MSU AVIS Dataset

Available for download here.

MSU-AVIS dataset consists of audio-visual data of subjects freely speaking (text-independent) while walking around in a semi-constrained indoor environment mimicking a real-world surveillance scenario. The data was collected from 50 subjects (among which 16 are female). Audio-visual data, for each subject, were collected across 3 different sessions at varying distances from the camera and microphone. Each session contains 12 videos (RGB images and single-channel audio) samples, each of 5 seconds duration. The video frames in each sample are captured at a resolution of 1920 X 1080 and the corresponding audio is recorded at a sampling rate of 48kHz. The face images exhibit variations due to large stand-off distance from the camera, occlusions, pose, indoor-illumination, expressions, accessories, etc. The audio samples exhibit variations due to the distance of the subject from the microphone, indoor reverberations, background noise, etc. The dataset also contains a gallery set containing high-quality face images and voice audio (text-dependent) from the 50 subjects.
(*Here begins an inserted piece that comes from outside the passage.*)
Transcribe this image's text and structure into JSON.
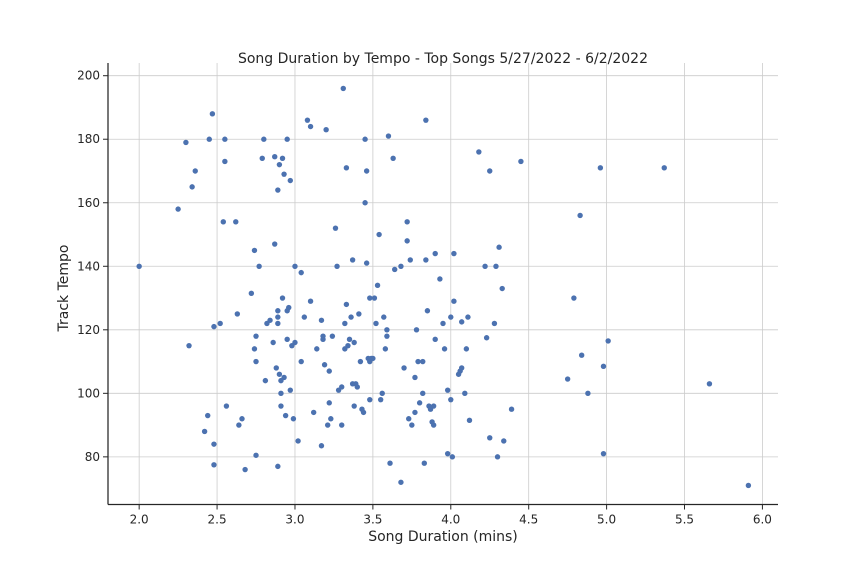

Additionally, an auxiliary dataset from a subset of 10 subjects was also collected with a focus on mimicking the biometric recognition challenges specific to surveillance scenarios, such as large pose variations and stand-off distance from camera/microphone.

A. Chowdhury, Y. Atoum, L. Truan, X. Liu, A. Ross, "MSU-AVIS dataset: Fusing Face and Voice Modalities for Biometric Recognition in Indoor Surveillance Videos," Proc. of the 24th IAPR International Conference on Pattern Recognition (ICPR), (Beijing, China), August 2018.